Laurenz Simbruner: Viele Climate-Tech-Lösungen dienen primär der Kostenreduktion und der Produktivitätssteigerung. Der Kundennutzen steht dabei im Vordergrund, z. B. durch geringeren Verbrauch oder höhere Effizienz. Die Entscheidung für solche Innovationen ist oft wirtschaftlich motiviert und nicht rein ideologisch. So spielt auch in den USA der wirtschaftliche Nutzen eine entscheidende Rolle – und erneuerbare Technologien wie Photovoltaik setzen sich langfristig durch, wenn sie wirtschaftlich sinnvoll sind.

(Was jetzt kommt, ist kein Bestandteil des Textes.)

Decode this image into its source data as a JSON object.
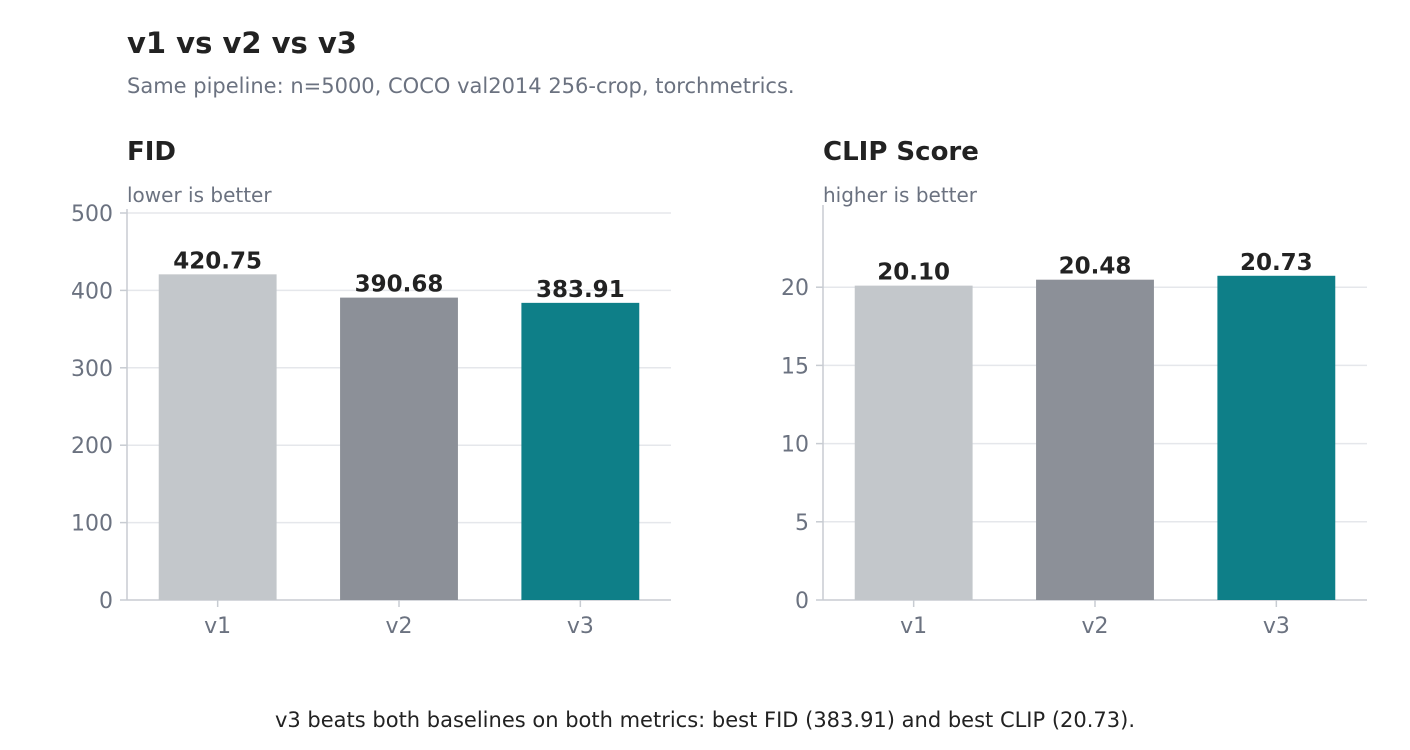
{
  "title": "v1 vs v2 vs v3",
  "subtitle": "Same pipeline: n=5000, COCO val2014 256-crop, torchmetrics.",
  "footnote": "v3 beats both baselines on both metrics: best FID (383.91) and best CLIP (20.73).",
  "colors": {
    "text": "#222222",
    "muted": "#6b7280",
    "grid": "#e5e7eb",
    "axis": "#c8ccd2",
    "bars": [
      "#c3c7cb",
      "#8c9098",
      "#0e7f88"
    ]
  },
  "chart_data": [
    {
      "type": "bar",
      "title": "FID",
      "subtitle": "lower is better",
      "categories": [
        "v1",
        "v2",
        "v3"
      ],
      "values": [
        420.75,
        390.68,
        383.91
      ],
      "value_labels": [
        "420.75",
        "390.68",
        "383.91"
      ],
      "ylim": [
        0,
        500
      ],
      "yticks": [
        0,
        100,
        200,
        300,
        400,
        500
      ],
      "grid": true
    },
    {
      "type": "bar",
      "title": "CLIP Score",
      "subtitle": "higher is better",
      "categories": [
        "v1",
        "v2",
        "v3"
      ],
      "values": [
        20.1,
        20.48,
        20.73
      ],
      "value_labels": [
        "20.10",
        "20.48",
        "20.73"
      ],
      "ylim": [
        0,
        25
      ],
      "yticks": [
        0,
        5,
        10,
        15,
        20
      ],
      "grid": true
    }
  ]
}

Lukas Püspök: Letztlich zeigt sich: Technologien setzen sich dauerhaft nur dann durch, wenn sie einen entsprechenden Kundennutzen bringen. In vielen Fällen sind aber Anschubfinanzierungen notwendig, um Technologien wie Photovoltaik zu etablieren und günstige, nachhaltige Lösungen weltweit zu fördern. Der große Photovoltaikboom auf österreichischen Dächern begann weniger aus Umweltgründen oder weil plötzlich jeder grünen Strom wollte; vielmehr wollen wir uns im Lichte der hohen Kosten und der Abhängigkeit von Importen wirtschaftlich absichern. Dieses Prinzip zeigt sich auch in den USA: Zwar könnte man mehr Öl und Gas fördern, und in gewissem Umfang wird das leider auch passieren, aber in vielen Fällen ergeben andere Energieformen wirtschaftlich mehr Sinn. Auch die USA werden PV, Windkraft und Batterien weiter stark ausbauen, hauptsächlich, weil sie in der Stromproduktion zu fast konkurrenzlos günstigen Technologien geworden sind.